え~っと、ゴブリンキングはゴキブリ並みに生命力があってってことですか?と、聞いてみた。


『何、そんな黒い虫とわしが同じな分けなかろう』

そう言って、ゴブリンキングは森の中に走っていった


数刻後




両手に山を作り、口にもびっしり咥えられたゴキブリ・・・・私がそれを見て『き』で始まる叫び声を上げて一瞬気を失ったのは・・・


次、私が目をさますと・・・なぜか、魔神達の作った生命力搾取のエリアの近くにいた・・・・


ゴブリンキングを見てもう一度気絶しそうになるのをとどめながら・・・・まだ、ゴキブリ咥えてるし・・・その、両手に山盛りの・・・・


無造作に搾取エリアにゴキブリを放り込むゴブリンキング・・・・ゴキブリは入るそばからシュワ~っと、音を立てながら消えていった・・・・


『ほら、見ろ・・・わしの偉大さが分かっただろ?』


でも、ほら・・しぶといからネ・・・・・エリア内にかさかさとか足音が聞こえたりとか・・・・

もちろん聞こえませんでした・・・いや、聞きたくなかっただけかもしれませんが・・・・・・



さて、どうしたものか?

ゴブリンキングは考えていた・・・・


この姿を得たのは良いが、この姿は元の姿ではない。

今の姿はどう見ても、ふとっちょのゴブリン・・・・いや、貫禄ある偉大なゴブリン!だな!!

だが・・・・ゴブリンはゴブリンだ・・・


『ゴブリンキングって小さいんですね?たしか、ゴブリンの上位種ってホブゴブリンっていうんですよね?それより小さいですよね・・・・』


ゴブリンは背丈が大きくても1メーテぐらい、ホブゴブリンは2メーテぐらい

武器なんかも違ってて、大概拾って装備してるみたいだけど・・・体の大きさの違いからか・・・ゴブリンは大きい武器はもてない・・・ホブゴブリンは、大体大柄な人間が扱う装備なら何でも扱う・・・・なかには全身鎧を着ているやつもいるとか・・・・戦闘能力だけなら人間などより上だったり・・・・冒険者達もゴブリンは割とくみしやすい相手・・・ホブゴブリンは、かなりの熟練者なら・・・・・だったり


『うむ、ゴブリンキングはホブゴブリンよりいくつか上の上位種だ』


ゴブリンの中から時々ホブゴブリンに昇華するものが現れて・・・・さらに、上には・・・・

だが、補足するなら・・・ホブゴブリンは子供を作ることが出来る、もちろん生まれるのはホブゴブリン


『まぁ、わしの武器を取り戻せばなんとかなるかもしれない』


どこにあるんです?っと、私が聞くと


『わしの城、ゴブリン城にある』


行き先が決まった私達は、ゴブリン城に向かうのでありました。



数日後



『わ、わしの城が・・・・・』


私の目の前にあるのは、白亜の城・・・・形も洗練されて綺麗なお城なんですけど?


『わしの城が・・・・こんなに不恰好で気持ちの悪い色に・・・・許せん!!』


ほかのお城なのでは?つまり、おうちを間違えたとか???


『ぬぅううううううううう!!許せん!!許せんぞ!!』

と叫びつつゴブリンキングは城門を突き破り中に・・・・


私は、家宅侵入になりませんように~と、祈りながら後についていく。


内部の、構造はあまり変わらないのか?宝物庫に・・・・宝物この扉に、ゴブリンキングが話しかけると、なぜか扉が勝手に開く?不思議だ・・・まだ、この世には分からないことがあるんだなぁ~?

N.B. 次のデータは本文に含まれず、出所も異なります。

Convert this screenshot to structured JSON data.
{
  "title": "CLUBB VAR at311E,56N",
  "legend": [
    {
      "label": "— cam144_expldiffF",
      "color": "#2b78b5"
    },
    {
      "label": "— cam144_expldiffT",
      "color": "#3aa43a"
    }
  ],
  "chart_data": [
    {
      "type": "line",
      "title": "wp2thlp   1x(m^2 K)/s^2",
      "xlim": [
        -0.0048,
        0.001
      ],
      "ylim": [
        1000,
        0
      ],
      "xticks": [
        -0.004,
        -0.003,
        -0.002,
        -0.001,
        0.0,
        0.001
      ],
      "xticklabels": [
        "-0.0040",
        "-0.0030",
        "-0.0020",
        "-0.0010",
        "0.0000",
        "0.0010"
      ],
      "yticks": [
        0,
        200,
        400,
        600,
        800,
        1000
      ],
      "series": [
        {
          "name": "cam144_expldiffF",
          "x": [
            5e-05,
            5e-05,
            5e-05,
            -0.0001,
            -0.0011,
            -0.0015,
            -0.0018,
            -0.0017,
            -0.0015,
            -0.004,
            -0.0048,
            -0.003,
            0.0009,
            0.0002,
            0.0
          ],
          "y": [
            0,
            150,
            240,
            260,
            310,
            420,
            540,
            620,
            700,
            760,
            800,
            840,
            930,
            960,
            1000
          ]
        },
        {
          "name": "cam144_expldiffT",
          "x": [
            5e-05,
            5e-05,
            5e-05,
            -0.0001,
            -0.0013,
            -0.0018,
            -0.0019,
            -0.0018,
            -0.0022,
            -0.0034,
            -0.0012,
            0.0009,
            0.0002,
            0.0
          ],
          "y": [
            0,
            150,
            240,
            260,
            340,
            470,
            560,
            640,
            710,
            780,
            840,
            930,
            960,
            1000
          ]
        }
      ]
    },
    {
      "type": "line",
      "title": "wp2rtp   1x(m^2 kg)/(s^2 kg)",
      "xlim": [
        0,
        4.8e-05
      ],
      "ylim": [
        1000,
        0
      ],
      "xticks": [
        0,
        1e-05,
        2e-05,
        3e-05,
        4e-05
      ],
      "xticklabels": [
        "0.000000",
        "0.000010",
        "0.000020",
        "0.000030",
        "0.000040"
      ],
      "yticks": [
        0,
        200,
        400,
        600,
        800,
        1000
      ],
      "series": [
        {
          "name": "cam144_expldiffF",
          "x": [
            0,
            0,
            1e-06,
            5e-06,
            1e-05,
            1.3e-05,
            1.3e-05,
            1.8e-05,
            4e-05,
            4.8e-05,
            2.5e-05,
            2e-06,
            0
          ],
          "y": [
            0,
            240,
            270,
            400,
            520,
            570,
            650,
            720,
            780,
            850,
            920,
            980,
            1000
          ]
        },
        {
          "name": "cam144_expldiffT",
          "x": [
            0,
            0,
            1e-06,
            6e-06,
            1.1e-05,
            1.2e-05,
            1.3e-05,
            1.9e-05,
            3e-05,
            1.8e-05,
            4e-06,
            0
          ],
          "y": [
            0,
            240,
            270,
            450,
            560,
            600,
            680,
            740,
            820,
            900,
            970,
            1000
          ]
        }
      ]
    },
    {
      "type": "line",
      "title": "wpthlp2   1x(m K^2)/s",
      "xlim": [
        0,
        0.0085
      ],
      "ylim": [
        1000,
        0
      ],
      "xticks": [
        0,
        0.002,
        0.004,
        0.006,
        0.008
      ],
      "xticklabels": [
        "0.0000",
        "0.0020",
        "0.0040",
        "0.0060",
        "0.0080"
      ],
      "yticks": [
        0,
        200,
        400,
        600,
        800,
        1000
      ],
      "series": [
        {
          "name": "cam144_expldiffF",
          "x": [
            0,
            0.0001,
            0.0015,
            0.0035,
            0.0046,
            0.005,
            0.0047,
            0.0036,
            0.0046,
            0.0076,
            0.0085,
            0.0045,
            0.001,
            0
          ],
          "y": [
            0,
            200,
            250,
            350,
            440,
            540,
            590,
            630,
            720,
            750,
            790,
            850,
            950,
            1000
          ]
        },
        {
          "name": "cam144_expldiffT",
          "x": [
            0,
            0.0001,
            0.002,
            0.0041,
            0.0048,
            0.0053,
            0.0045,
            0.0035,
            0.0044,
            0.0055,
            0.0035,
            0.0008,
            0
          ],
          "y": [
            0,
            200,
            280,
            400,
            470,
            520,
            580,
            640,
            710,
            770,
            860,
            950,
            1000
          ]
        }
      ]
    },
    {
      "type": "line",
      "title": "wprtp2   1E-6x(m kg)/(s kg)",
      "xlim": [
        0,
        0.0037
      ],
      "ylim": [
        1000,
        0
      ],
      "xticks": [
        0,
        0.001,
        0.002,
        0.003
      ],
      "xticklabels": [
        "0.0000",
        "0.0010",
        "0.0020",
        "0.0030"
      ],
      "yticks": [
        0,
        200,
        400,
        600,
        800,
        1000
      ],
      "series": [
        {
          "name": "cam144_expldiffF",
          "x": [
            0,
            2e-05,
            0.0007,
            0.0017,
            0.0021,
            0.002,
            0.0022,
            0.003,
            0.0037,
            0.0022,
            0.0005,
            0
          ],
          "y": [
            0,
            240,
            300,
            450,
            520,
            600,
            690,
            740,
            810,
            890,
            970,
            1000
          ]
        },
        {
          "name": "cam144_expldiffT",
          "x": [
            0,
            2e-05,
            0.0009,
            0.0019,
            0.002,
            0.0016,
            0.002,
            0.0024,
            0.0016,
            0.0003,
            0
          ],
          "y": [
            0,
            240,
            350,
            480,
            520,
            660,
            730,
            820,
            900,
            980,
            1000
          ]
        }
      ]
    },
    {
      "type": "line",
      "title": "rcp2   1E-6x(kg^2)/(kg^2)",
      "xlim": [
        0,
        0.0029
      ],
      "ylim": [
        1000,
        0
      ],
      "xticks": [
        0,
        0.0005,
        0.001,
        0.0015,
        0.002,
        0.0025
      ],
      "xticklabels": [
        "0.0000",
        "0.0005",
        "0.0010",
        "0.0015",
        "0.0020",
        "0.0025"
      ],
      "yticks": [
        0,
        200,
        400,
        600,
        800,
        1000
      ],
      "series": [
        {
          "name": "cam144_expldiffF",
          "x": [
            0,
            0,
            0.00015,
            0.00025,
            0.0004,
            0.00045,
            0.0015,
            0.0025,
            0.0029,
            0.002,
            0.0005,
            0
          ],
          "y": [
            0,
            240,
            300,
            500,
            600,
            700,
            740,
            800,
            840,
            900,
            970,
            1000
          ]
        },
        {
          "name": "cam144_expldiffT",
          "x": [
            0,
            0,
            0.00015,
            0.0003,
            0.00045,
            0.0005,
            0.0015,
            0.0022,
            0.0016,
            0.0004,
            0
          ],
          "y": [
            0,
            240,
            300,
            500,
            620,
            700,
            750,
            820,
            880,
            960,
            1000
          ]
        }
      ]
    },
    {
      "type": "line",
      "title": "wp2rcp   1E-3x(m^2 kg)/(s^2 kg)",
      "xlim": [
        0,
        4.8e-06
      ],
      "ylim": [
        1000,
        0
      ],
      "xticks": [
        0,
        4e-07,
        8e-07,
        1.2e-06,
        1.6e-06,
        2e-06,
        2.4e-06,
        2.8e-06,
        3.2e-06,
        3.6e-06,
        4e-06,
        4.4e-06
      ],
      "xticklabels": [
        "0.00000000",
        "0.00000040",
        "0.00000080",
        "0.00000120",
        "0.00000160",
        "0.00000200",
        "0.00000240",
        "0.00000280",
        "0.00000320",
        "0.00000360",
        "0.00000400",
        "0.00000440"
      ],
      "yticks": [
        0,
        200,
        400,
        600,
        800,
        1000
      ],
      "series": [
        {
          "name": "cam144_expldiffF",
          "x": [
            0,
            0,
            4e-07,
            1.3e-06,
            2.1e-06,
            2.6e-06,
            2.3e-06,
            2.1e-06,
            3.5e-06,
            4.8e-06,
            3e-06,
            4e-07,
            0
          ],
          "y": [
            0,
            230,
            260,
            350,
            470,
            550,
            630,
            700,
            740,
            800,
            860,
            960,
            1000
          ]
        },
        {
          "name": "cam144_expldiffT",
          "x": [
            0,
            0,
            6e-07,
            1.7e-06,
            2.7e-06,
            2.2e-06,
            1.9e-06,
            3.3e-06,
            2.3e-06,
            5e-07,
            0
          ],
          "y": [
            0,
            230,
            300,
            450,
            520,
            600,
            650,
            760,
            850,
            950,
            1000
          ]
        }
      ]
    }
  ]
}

ゴブリンキングは宝物庫の中に入って、なにかを探している・・・・


そこに・・・・


『おや?宝物庫の扉が開いているぞ?』

『城門の扉が壊されたから何者かが攻めてきたかと城中探してたら・・・・宝物庫の扉が開いてるとは・・・』

『王はいない、魔神様に中のものを差し上げれば覚えもめでたくなるだろう』

『そうだな』

『でも、なぜ開いたんだ?』

『壊れたんだろ?』

『魔法の扉だぞ?』

『魔法だって壊れるんだろ?わからんが』


宝物庫の壁に隠れながら、話してる相手を私は覗いてみた・・・ゴブリンじゃない!私より大きい

ホブゴブリンだ!!

ゴブリンキングは、何かを探すのに忙しいらしくて気がついていない。


あぁ、来た私は宝箱の後ろに隠れた・・・逃げて、ゴブリンキング




ゴブリンキングは、宝物の山の中から王冠を探していた・・・・むむ?多すぎて見つからん!

そうこういってるうちに、宝物庫の扉の向こうが騒がしく?ん?

『おい!おまえ誰だ!!』

『どっからはいった?』

などと声が聞こえるが?わしの城のなかで、わしが探し物をしているわけだから・・・お前らこそ誰だってわけで無視!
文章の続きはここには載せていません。